E a injustiça climática nos atravessou. Leia artigo exclusivo de Vanda Witoto e Juliana Radler sobre os impactos da seca recorde no Norte do País
Estamos emergindo da pior estiagem da história no maior Estado do Brasil, o Amazonas, cujo território tem 1.559.255, 881 km² — o equivalente às áreas da França, Espanha, Suécia e Grécia somadas. Esse gigante que abriga a maior parte da Amazônia no Brasil sofreu intensamente em 2023 os efeitos da emergência climática.
O ano entra para a História porque os maiores rios da Bacia Amazônica atingiram marcas recordes de seca, deixando os 62 municípios do Amazonas em estado de emergência. Também foi o ano em que Manaus apresentou a terceira pior qualidade do ar no mundo devido às queimadas ilegais e à secura impulsionada pelo fenômeno climático El Niño, pelas mutações do clima e pelas armadilhas do ser humano contra si mesmo, como definiu o filósofo francês Bruno Latour.

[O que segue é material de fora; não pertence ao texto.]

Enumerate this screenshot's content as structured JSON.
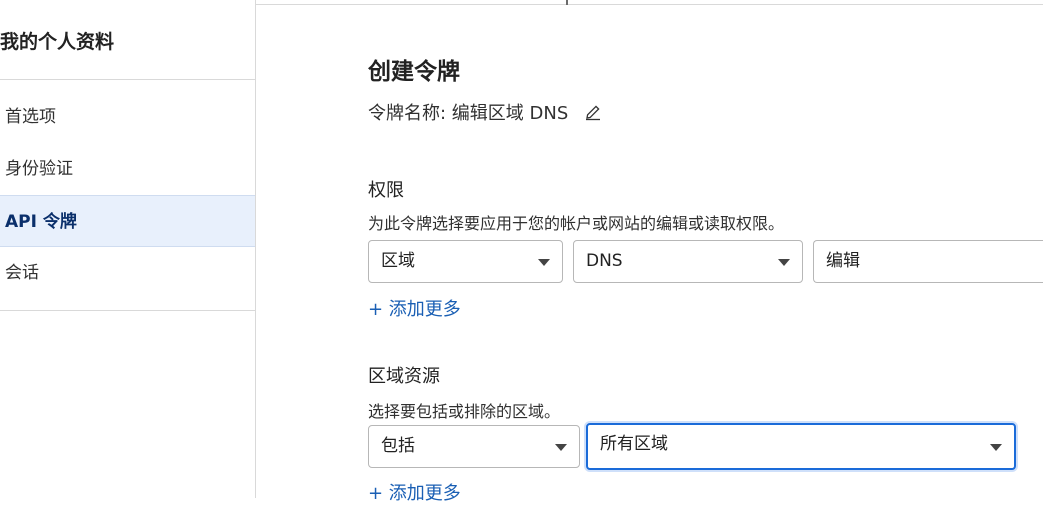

Diante da catástrofe, nós, mulheres indígenas e socioambientalistas, levamos à frente iniciativas para prover alimentos para quem ficou isolado e sem ter como pescar. Também nos dedicamos aos animais que sofreram com as queimadas, fumaça, calor intenso e com a devastação das florestas. E, principalmente, denunciamos e levamos informações para todo o mundo, pois a invisibilidade do Norte é assustadora e mata.
Sommelier de fumaça
Na briga de empurra dos políticos locais para se isentar da responsabilidade pela insalubridade, o manauara, como é nomeado quem nasce em Manaus, se especializou em cheirar fumaça e a identificá-la pela intensidade do odor. “Essa é fresca, vem de perto, se viesse do Pará não cheirava assim”, disse o motorista de Uber abrindo a janela para testar a fumaça como um sommelier. Ninguém nunca tinha visto nada igual, Manaus escondida pela fumaça e a população sem respostas sobre os culpados.

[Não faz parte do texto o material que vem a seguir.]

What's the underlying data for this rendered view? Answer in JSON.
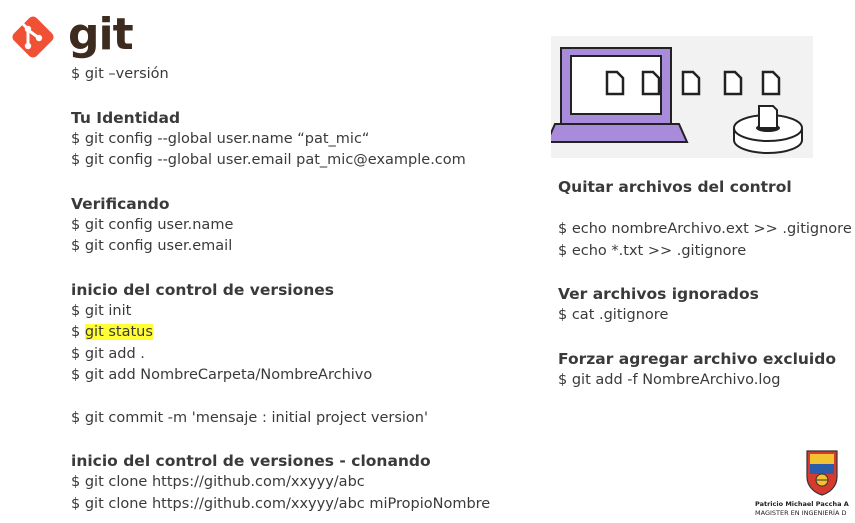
{
  "brand": {
    "wordmark": "git",
    "logo_icon": "git-diamond-icon",
    "color": "#f05033"
  },
  "left": {
    "version_cmd": "$ git –versión",
    "identity": {
      "heading": "Tu Identidad",
      "lines": [
        "$ git config --global user.name “pat_mic“",
        "$ git config --global user.email pat_mic@example.com"
      ]
    },
    "verify": {
      "heading": "Verificando",
      "lines": [
        "$ git config  user.name",
        "$ git config  user.email"
      ]
    },
    "init": {
      "heading": "inicio del control de versiones",
      "line_init": "$ git init",
      "status_prefix": "$ ",
      "status_highlight": "git status",
      "line_add": "$ git add .",
      "line_add_file": "$ git add NombreCarpeta/NombreArchivo",
      "line_commit": "$ git commit -m 'mensaje : initial project version'"
    },
    "clone": {
      "heading": "inicio del control de versiones - clonando",
      "lines": [
        "$ git clone https://github.com/xxyyy/abc",
        "$ git clone https://github.com/xxyyy/abc miPropioNombre"
      ]
    }
  },
  "right": {
    "remove": {
      "heading": "Quitar archivos del control",
      "lines": [
        "$ echo nombreArchivo.ext >> .gitignore",
        "$ echo *.txt >> .gitignore"
      ]
    },
    "ignored": {
      "heading": "Ver archivos ignorados",
      "lines": [
        "$ cat .gitignore"
      ]
    },
    "force": {
      "heading": "Forzar agregar archivo excluido",
      "lines": [
        "$ git add -f NombreArchivo.log"
      ]
    }
  },
  "credit": {
    "name": "Patricio Michael Paccha A",
    "title": "MAGISTER EN INGENIERÍA D"
  },
  "colors": {
    "highlight": "#ffff33",
    "laptop": "#a98bdc",
    "text": "#3a3a3a"
  }
}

Se esse tempo foi difícil para quem mora na cidade, foi muito mais para os povos que vivem às margens dos rios, que dependem do rio para sua subsistência. Foi um impacto generalizado: na forma de se relacionar, na espiritualidade oriunda do mergulho nas águas e no consumo do alimento, vindo do rio, da floresta e das roças comunitárias.

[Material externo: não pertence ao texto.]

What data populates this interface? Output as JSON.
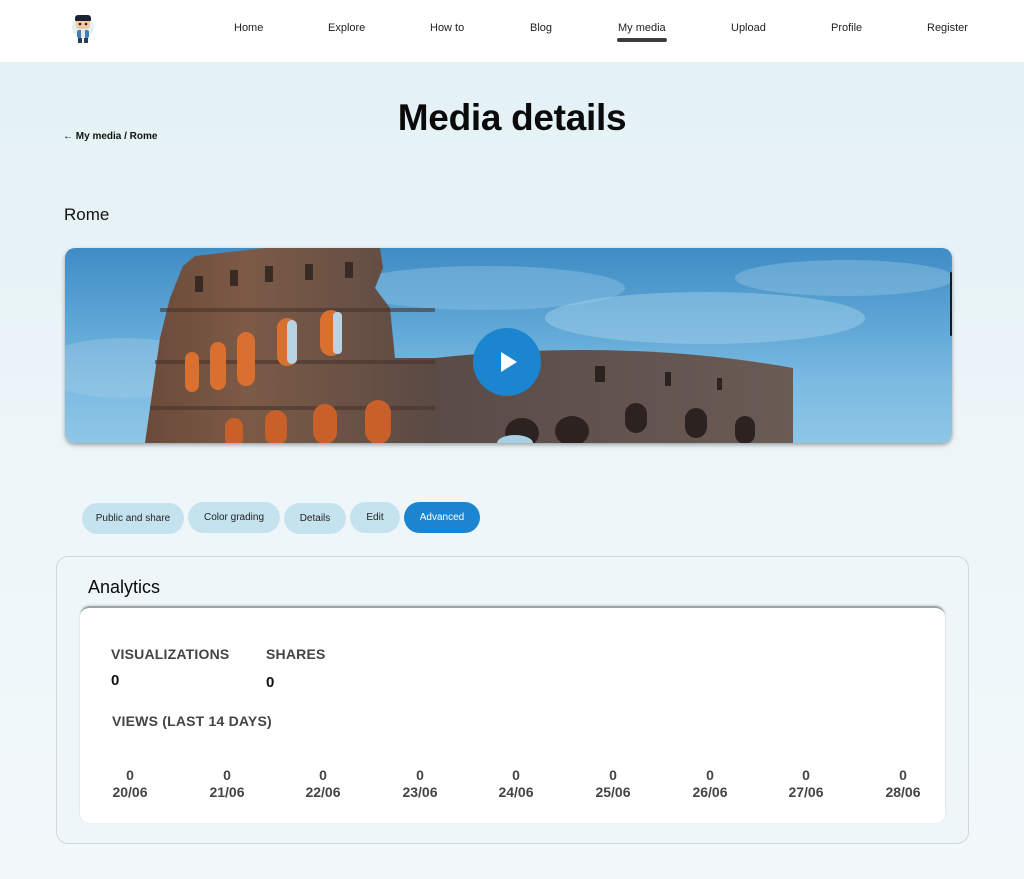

Em novembro, visitamos a comunidade de Inhãa-Bé, no entorno de Manaus, para levar alimentos e conversar com a professora Yrá Tikuna, de 44 anos, uma das líderes da aldeia, que reúne 25 famílias de seis etnias. Localizada as margens de um igarapé afluente do rio Tarumã Açu, a comunidade ficou isolada e só era possível chegar lá caminhando alguns quilômetros sob o sol a pino. Nunca, na memória dos moradores, eles ficaram sem acesso fluvial à comunidade em outras estiagens.
Yrá nos contou que “ninguém chegou lá para ajudá-los”, mesmo estando em uma região bem próxima à cidade e conhecida área turística e de lazer. No Inhãa-Bé, nome Sateré Mawé que se refere a um chocalho amarrado no pé no ritual da tucandeira, houve evasão escolar, mais casos de malária do que de costume e o peixe, base do alimento da aldeia, sumiu. As pessoas só não passaram fome porque quem tem uma fonte de renda divide o que tem com todo mundo, como está na base da cultura indígena.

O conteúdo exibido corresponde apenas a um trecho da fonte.